3.6. Accommodations for students with disabilities (parents communicate with administration )

3.7. Helping overcome environmental barriers: The elevator is reserved for disabled and injured students as well as for staff purposes.

3.8. Programs that provide different methods of learning than the traditional mainstream program: Regional Arts Program and Smart Start Program.

3.9. Smart Start Program: A new cohort program that is designed to integrate evidence-based best practices, including: metacognitive reflection, common literacy and numeracy strategies, decision-making and problem-solving formats, offered in an innovative and technology-rich environment.

4. Special Education & Core Resource Centre

4.1. FLS students (Functional Living Skills) are partially integrated. They do attend mainstream classes, but not for full periods.

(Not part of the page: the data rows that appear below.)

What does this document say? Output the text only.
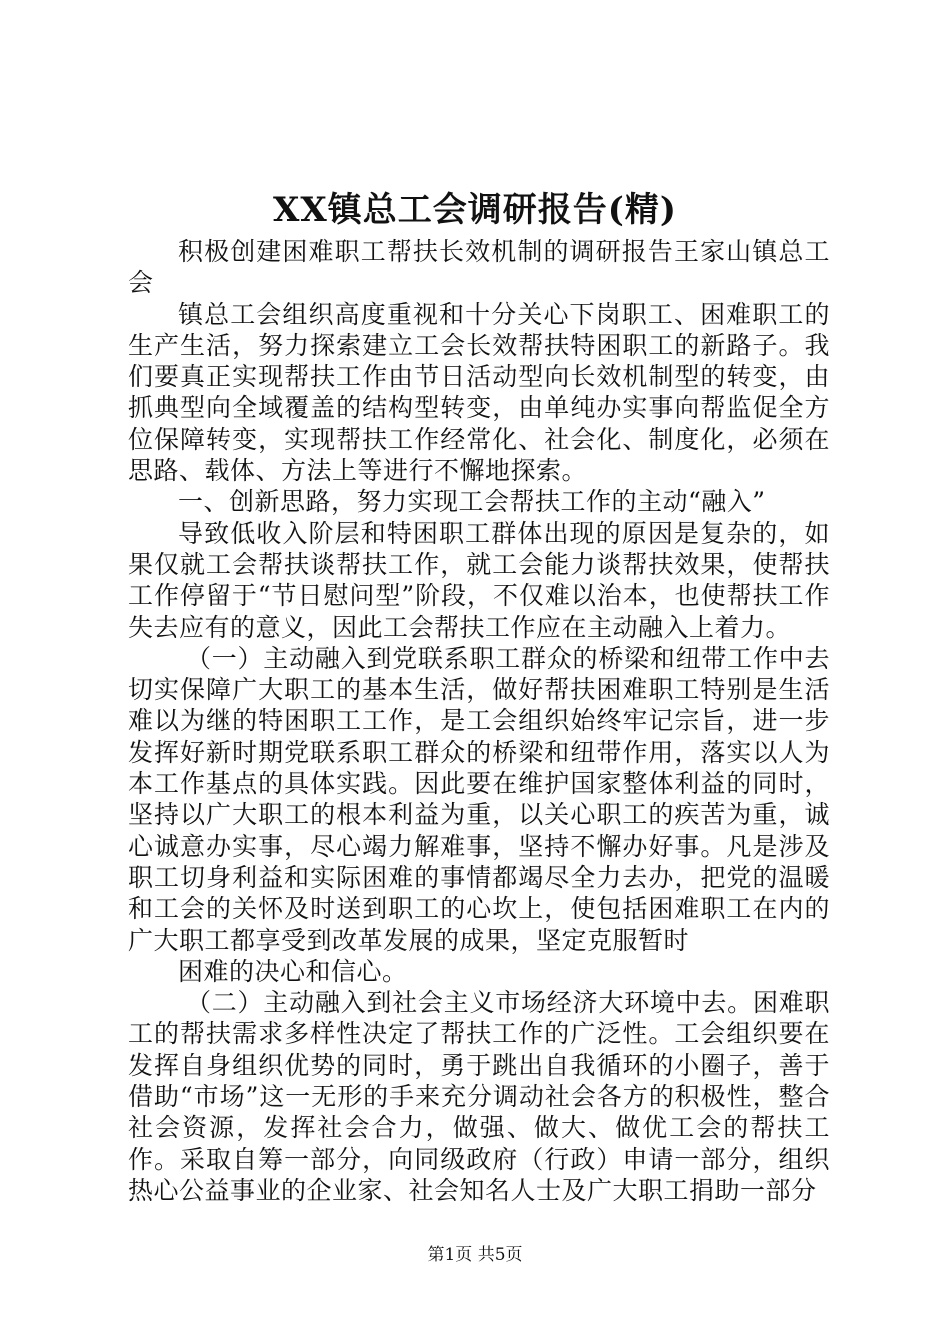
XX镇总工会调研报告(精)

积极创建困难职工帮扶长效机制的调研报告王家山镇总工会

镇总工会组织高度重视和十分关心下岗职工、困难职工的生产生活，努力探索建立工会长效帮扶特困职工的新路子。我们要真正实现帮扶工作由节日活动型向长效机制型的转变，由抓典型向全域覆盖的结构型转变，由单纯办实事向帮监促全方位保障转变，实现帮扶工作经常化、社会化、制度化，必须在思路、载体、方法上等进行不懈地探索。

一、创新思路，努力实现工会帮扶工作的主动“融入”

导致低收入阶层和特困职工群体出现的原因是复杂的，如果仅就工会帮扶谈帮扶工作，就工会能力谈帮扶效果，使帮扶工作停留于“节日慰问型”阶段，不仅难以治本，也使帮扶工作失去应有的意义，因此工会帮扶工作应在主动融入上着力。

（一）主动融入到党联系职工群众的桥梁和纽带工作中去切实保障广大职工的基本生活，做好帮扶困难职工特别是生活难以为继的特困职工工作，是工会组织始终牢记宗旨，进一步发挥好新时期党联系职工群众的桥梁和纽带作用，落实以人为本工作基点的具体实践。因此要在维护国家整体利益的同时，坚持以广大职工的根本利益为重，以关心职工的疾苦为重，诚心诚意办实事，尽心竭力解难事，坚持不懈办好事。凡是涉及职工切身利益和实际困难的事情都竭尽全力去办，把党的温暖和工会的关怀及时送到职工的心坎上，使包括困难职工在内的广大职工都享受到改革发展的成果，坚定克服暂时

困难的决心和信心。

（二）主动融入到社会主义市场经济大环境中去。困难职工的帮扶需求多样性决定了帮扶工作的广泛性。工会组织要在发挥自身组织优势的同时，勇于跳出自我循环的小圈子，善于借助“市场”这一无形的手来充分调动社会各方的积极性，整合社会资源，发挥社会合力，做强、做大、做优工会的帮扶工作。采取自筹一部分，向同级政府（行政）申请一部分，组织热心公益事业的企业家、社会知名人士及广大职工捐助一部分

第1页 共5页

4.2. Observed during on-call in Parenting class - students left after about half an hour to complete activities in their own classroom. Students were given a completely different assignment than the other students.

4.3. FLS students have lunches together.

4.4. FLS students sell candy and other sweets during lunchtime: proceeds go to their program and their end of year party.

4.5. The school has a Core Resource Room that is available for students all four periods.

4.6. Students are pulled out of classes when they need assistance from Core Resource.

4.7. Students who require it may write their tests in the Core Resource Room.

4.8. I have overheard teachers complaining about how many students in their classes have IEPS.

4.9. One teacher in Special Education shared with our workroom that she was extremely frustrated with her job, because she spent more time on paperwork than working with her students. She told the workroom not to go into Special Education because there was too much red tape that impeded actually helping students.